Con ser objetivo en sus
apreciaciones y severo en la auscultación de las fuentes a que apela, no se
pretende aséptico ni desentendido del “Hic et nunc” donde debe cumplir su
misión de hombre de la cultura comprometido con grandes causas: la justicia
histórica en primer termino.

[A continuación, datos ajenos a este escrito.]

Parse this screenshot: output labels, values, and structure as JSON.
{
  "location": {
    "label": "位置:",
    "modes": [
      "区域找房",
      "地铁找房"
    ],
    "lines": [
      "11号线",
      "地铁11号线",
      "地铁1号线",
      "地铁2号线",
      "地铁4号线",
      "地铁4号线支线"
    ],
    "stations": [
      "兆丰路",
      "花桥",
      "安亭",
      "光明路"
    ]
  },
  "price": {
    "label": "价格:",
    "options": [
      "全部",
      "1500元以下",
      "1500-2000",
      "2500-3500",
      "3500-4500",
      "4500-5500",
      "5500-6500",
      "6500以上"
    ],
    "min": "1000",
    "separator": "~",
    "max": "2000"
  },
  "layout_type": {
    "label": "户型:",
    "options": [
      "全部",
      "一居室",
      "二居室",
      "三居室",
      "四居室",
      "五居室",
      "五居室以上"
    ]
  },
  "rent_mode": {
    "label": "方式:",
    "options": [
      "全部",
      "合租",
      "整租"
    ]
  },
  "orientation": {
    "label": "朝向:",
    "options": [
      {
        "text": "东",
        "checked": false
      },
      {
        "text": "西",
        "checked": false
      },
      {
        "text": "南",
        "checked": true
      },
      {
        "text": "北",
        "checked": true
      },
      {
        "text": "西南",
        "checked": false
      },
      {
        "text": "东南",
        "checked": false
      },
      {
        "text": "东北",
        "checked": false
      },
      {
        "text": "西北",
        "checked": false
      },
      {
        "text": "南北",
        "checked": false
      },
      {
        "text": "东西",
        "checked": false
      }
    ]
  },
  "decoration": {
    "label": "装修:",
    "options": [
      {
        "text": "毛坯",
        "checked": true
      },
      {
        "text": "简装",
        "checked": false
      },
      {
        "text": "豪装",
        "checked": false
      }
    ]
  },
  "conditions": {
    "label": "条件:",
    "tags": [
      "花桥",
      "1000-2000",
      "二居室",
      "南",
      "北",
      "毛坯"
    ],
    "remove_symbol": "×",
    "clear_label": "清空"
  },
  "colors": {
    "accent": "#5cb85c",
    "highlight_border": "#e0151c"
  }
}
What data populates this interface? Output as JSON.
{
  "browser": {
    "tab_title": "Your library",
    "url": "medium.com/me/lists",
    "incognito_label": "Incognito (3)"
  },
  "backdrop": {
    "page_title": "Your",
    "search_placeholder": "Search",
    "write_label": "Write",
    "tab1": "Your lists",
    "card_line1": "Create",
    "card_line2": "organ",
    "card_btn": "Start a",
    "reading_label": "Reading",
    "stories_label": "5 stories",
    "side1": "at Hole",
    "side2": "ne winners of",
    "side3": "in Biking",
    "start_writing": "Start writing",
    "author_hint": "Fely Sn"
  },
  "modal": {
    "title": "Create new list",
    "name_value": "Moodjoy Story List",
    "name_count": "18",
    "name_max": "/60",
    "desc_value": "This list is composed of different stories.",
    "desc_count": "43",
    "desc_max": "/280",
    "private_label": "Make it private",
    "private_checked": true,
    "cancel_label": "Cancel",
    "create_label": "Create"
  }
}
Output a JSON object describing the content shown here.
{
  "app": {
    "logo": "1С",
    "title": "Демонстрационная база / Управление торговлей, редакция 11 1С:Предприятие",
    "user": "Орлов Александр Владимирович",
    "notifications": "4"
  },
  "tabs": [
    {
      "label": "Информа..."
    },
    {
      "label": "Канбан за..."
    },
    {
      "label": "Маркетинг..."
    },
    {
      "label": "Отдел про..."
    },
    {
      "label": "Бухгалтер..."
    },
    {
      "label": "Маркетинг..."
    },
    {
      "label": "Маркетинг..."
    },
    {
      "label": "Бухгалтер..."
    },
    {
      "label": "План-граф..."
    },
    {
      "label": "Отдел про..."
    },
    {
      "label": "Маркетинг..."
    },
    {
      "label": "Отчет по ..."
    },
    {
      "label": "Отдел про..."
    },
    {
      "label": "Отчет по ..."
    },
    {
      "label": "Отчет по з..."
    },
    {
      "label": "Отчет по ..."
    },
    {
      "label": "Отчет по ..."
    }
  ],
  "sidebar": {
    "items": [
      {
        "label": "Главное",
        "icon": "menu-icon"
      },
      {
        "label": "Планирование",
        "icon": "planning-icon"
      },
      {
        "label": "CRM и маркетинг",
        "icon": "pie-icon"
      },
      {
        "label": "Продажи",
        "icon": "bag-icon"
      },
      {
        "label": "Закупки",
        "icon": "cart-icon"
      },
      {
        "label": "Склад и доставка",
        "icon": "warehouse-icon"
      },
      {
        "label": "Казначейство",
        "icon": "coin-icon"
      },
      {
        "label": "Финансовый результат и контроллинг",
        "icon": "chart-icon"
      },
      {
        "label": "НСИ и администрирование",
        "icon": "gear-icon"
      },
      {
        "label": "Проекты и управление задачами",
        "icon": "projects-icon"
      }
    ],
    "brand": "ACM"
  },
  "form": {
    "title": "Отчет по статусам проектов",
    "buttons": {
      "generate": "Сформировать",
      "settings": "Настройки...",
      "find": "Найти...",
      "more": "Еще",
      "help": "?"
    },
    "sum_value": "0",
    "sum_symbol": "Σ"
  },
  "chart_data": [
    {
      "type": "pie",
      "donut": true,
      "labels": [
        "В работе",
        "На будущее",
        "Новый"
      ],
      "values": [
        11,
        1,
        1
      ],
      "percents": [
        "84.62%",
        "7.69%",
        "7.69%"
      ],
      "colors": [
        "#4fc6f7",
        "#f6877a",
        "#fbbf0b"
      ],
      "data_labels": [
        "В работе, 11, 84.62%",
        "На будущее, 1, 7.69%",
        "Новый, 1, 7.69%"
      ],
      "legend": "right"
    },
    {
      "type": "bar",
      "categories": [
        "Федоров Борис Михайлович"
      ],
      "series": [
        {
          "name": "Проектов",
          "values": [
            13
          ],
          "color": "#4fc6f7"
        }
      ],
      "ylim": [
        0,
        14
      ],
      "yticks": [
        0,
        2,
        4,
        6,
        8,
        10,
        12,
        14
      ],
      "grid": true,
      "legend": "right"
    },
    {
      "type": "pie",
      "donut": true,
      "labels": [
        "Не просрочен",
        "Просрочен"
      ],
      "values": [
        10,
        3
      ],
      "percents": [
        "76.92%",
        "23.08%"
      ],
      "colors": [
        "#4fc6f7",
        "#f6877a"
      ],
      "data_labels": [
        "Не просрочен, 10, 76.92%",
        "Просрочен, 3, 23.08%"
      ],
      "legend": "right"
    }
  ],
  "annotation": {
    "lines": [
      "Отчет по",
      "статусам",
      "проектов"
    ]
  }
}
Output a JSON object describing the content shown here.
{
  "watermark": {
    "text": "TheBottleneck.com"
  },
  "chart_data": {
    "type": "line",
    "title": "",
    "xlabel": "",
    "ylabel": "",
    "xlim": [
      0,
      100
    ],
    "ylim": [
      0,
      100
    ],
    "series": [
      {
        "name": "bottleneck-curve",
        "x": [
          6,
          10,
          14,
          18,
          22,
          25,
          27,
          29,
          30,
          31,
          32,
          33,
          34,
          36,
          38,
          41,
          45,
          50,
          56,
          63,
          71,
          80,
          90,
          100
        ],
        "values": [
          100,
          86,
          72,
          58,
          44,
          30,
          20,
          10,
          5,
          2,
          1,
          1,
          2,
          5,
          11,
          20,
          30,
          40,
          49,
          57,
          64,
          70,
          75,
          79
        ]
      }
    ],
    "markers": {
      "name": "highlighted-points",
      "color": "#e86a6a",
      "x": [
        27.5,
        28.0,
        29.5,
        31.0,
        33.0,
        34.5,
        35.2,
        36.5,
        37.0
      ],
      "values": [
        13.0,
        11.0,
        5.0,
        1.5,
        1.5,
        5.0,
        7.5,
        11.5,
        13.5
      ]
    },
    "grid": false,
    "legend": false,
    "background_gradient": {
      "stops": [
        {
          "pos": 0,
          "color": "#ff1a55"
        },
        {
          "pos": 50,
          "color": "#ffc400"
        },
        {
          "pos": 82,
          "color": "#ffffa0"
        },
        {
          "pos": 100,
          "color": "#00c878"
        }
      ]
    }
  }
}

Califica el nivel de su patriotismo ese mandato
ético asumido por él con lealtad, tenacidad y valentía en un país a merced,
entre otros signos del coloniaje, de una “historia falsificada”, de acuerdo con
la expresión de Ernesto Palacio
Basta leerlo
para comprobarlo y si cabe ejemplificar lo dicho con algo de su cosecha más
reciente, será del caso hacer remisión a esta su última entrega: “Agresión
militar de los Estados Unidos a las Islas Malvinas y el gaucho Antonio Rivero”,
un libro de fácil lectura pese a su rico aparato erudito. Una obra breve para
sin embargo extraer caudalosas enseñanzas a menudo amargas; y ello más aún que al considerar ciertos dramáticos sucesos
relatados, ya que todo hecho de armas
adquiere esa categoría, de comprobar la tergiversación u oscurecimiento de los
mismos por razones que suenan a interesadas.
Sabido es que no
se podrá estudiar ya el tema Malvinas sin referenciarlo con la guerra del 82 que tuvo héroes y cobardes, patriotas
y traidores. Tesler anota en la primera página
para reiterarlo más adelante, un
dato que demuestra hasta qué punto la
dictadura que embarcó al país en la contienda fue mendaz, hipócrita y
oportunista también en la causa a la que decía defender. El hecho es que en forma oficial se trató de tapar la actitud
de los EE.UU. en 1831, cuando su
agresión militar a las Islas con la nave de guerra Lexington y las posteriores
manifestaciones gubernamentales que avalaron la destrucción del establecimiento
argentino de Puerto Soledad. Por eso en el capítulo “Una publicación
injustificable”, arremete lanza en ristre contra cierto opúsculo bilingüe
(castellano-inglés) editado en abril de 1982 por la Secretaría de
Información de la
Presidencia llevado a cabo con el asesoramiento del contralmirante
Laurio Destéfani, miembro de número de la Academia Nacional
de la Historia ,
y el catedrático de Derecho Internacional doctor Calixto Armas Barea. Al
respecto sostiene Tesler textualmente: “Su lectura me permitió comprobar que
su brevedad no fue obstáculo para que en él se filtraran errores y se
produjeran omisiones notables. Entre otros, al pormenorizar lo ocurrido en el
archipiélago malvinense en el período que va desde 1820 hasta 1833, se omitió
toda mención al enfrentamiento con el gobierno de los Estados Unidos y su
desconocimiento de la soberanía argentina en el lugar”. Y concluye: “se procuró no hacer conocer a la opinión
pública que EE.UU. fue la primera nación que, después de proclamada nuestra
independencia de España, manifestó públicamente que las Islas Malvinas no nos
pertenecen.” (Páginas antes y como prueba del continuado repudio nacional
contra la actitud yanqui de 1831 y sus
derivaciones, cita por una parte el texto de una carta de Rosas dirigida a
Estanislao López fechada el 19 de febrero de 1832, por otra una comunicación de
Domingo Faustino Sarmiento, embajador en EE.UU. solicitando instrucciones al
canciller Rufino de Elizalde ante “la
insólita gestión hecha por un agente norteamericano de los ´presumibles´
derechos de la Inglaterra
a la posesión de las Islas Malvinas”, y finalmente un fragmento de José
Hernández publicado en el diario El Río de la Plata , en 1869, donde el autor de “Martín Fierro”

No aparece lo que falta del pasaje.